If the first two tiers are unsuccessful, tier three includes more intense intervention, with 50 additional minutes of instruction per day five days per week, during a student’s elective class.
If the power hour and more intense intervention still don’t yield results, the district will begin to look at further testing for possible special education services to help the student.
Students test in Pathdriver three times per year in what is called a universal screening.
Based on that, students who need the most help are identified.
“If they’re in the ‘red,’ it means they’re in the bottom 25 percent of students,” Brueggemann said, noting that the screenings are nationally normed.
Before any student is placed in the Academy of Reading or Academy of Math, they also are given a placement test and other data is studied.
If students are placed, a training program is created specifically for them.
Brueggemann can monitor progress and do individual instruction as needed.
So far, students using Pathdriver have seen an average 20-point gain in reading and math scores. Science scores have increased an average of 25 percent from pre- to post-test scores.
Power Hour is held Tuesdays, Wednesdays and Thursdays for 23 minutes each day on a three-week rotation.
During power hour, students who are struggling focus on academic intervention. Other students work in enrichment programs.
Science, math, English and literature teachers each select 10 students who they will do additional instruction with, focusing on specific skills and areas through small group instruction.
The remainder of the staff has developed lessons that are engaging, focused on critical thinking and problem solving and working with constructive response, where they justify that thinking, Crain said.
Students shift to different sessions every three weeks.
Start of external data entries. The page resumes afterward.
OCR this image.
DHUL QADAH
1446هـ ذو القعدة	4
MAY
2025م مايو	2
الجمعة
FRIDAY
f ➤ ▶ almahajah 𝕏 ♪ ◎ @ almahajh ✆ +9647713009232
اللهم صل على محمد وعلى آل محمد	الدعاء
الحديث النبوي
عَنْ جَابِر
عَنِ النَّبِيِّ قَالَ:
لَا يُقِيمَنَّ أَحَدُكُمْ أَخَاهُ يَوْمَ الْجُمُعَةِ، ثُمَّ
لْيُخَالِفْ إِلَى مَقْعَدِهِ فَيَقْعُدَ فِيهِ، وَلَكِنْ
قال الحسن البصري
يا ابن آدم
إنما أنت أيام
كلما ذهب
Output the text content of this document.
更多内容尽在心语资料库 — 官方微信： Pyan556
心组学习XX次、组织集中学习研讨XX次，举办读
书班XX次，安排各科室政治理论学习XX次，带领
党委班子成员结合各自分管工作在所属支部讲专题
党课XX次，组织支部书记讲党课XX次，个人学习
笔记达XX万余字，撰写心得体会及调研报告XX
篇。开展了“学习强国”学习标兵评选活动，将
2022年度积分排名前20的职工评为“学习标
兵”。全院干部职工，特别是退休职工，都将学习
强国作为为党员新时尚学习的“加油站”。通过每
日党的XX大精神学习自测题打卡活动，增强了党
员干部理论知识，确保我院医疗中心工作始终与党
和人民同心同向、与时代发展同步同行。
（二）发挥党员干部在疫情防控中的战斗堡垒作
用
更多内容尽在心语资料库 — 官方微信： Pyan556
A student can only be in an intervention session for two rounds before they are placed in an enrichment session.
Ideally, Crain said, there will be six sessions per semester, though there will only be five this semester because the program is new.
Jane Mueller, library teacher and Science Olympiad sponsor, said she modeled her power hour activity after a Science Olympiad event, where students are challenged to build a catapult to launch a projectile at a specific target.
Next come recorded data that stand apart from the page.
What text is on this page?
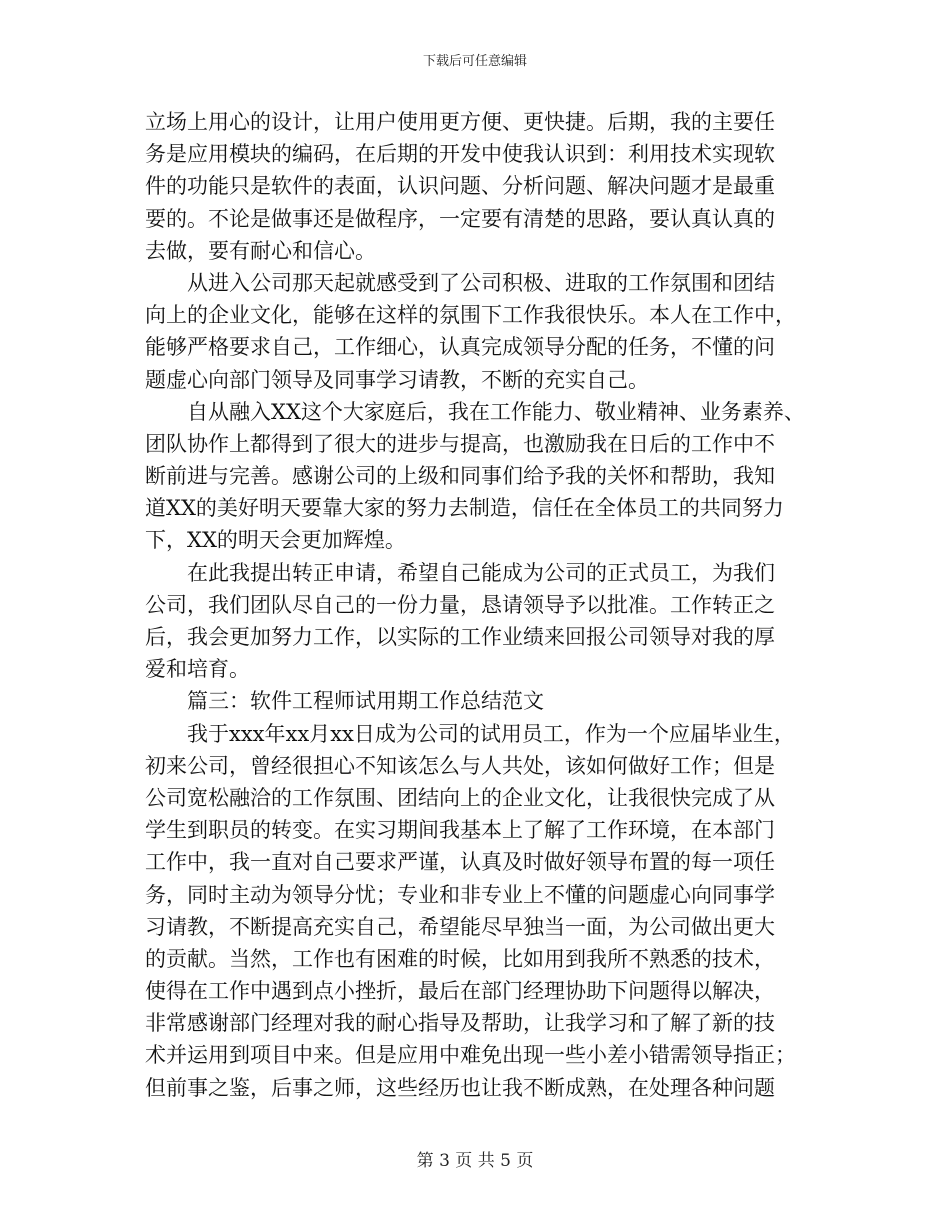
下载后可任意编辑
立场上用心的设计，让用户使用更方便、更快捷。后期，我的主要任
务是应用模块的编码，在后期的开发中使我认识到：利用技术实现软
件的功能只是软件的表面，认识问题、分析问题、解决问题才是最重
要的。不论是做事还是做程序，一定要有清楚的思路，要认真认真的
去做，要有耐心和信心。
从进入公司那天起就感受到了公司积极、进取的工作氛围和团结
向上的企业文化，能够在这样的氛围下工作我很快乐。本人在工作中，
能够严格要求自己，工作细心，认真完成领导分配的任务，不懂的问
题虚心向部门领导及同事学习请教，不断的充实自己。
自从融入XX这个大家庭后，我在工作能力、敬业精神、业务素养、
团队协作上都得到了很大的进步与提高，也激励我在日后的工作中不
断前进与完善。感谢公司的上级和同事们给予我的关怀和帮助，我知
道XX的美好明天要靠大家的努力去制造，信任在全体员工的共同努力
下，XX的明天会更加辉煌。
在此我提出转正申请，希望自己能成为公司的正式员工，为我们
公司，我们团队尽自己的一份力量，恳请领导予以批准。工作转正之
后，我会更加努力工作，以实际的工作业绩来回报公司领导对我的厚
爱和培育。
篇三：软件工程师试用期工作总结范文
我于xxx年xx月xx日成为公司的试用员工，作为一个应届毕业生，
初来公司，曾经很担心不知该怎么与人共处，该如何做好工作；但是
公司宽松融洽的工作氛围、团结向上的企业文化，让我很快完成了从
学生到职员的转变。在实习期间我基本上了解了工作环境，在本部门
工作中，我一直对自己要求严谨，认真及时做好领导布置的每一项任
务，同时主动为领导分忧；专业和非专业上不懂的问题虚心向同事学
习请教，不断提高充实自己，希望能尽早独当一面，为公司做出更大
的贡献。当然，工作也有困难的时候，比如用到我所不熟悉的技术，
使得在工作中遇到点小挫折，最后在部门经理协助下问题得以解决，
非常感谢部门经理对我的耐心指导及帮助，让我学习和了解了新的技
术并运用到项目中来。但是应用中难免出现一些小差小错需领导指正；
但前事之鉴，后事之师，这些经历也让我不断成熟，在处理各种问题
第 3 页 共 5 页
Students must work together to develop a plan, build and test their catapult and troubleshoot.
They don’t have the target until the launch date, so they must keep an accurate data chart, Mueller noted, as well as work with independent and dependent variables.
Robert Rogers, social studies teacher, has students develop and maintain a website students named The CATCH — “Cool, Awesome, Trustworthy and Creative Homepage.”
“Their idea is to ‘catch’ UMS students being awesome,” Rogers said. “Every week it gets better. The kids build on what the last group did and what’s really cool is that it’s all their interests.”
The website is UMS.weebly.com.
All content is student generated and even features an Instagram account.
“You can see their fingerprints all over it,” Rogers said. “What they do in 20 minutes three times per week is pretty impressive to me.”
Amanda Sullivan, reading/literature teacher, explained the intervention side of power hour, including how students are selected and how even the intervention part has been made fun with games that focus on themes they struggle with.
“I like that we call it power hour for everyone because the kids don’t seem to think of power hour as anything different from kids in enrichment or for kids who need the extra help,” Sullivan said.
At first, kids were reluctant, but have warmed up to the idea of an extra few minutes of reading or math practice during power hour.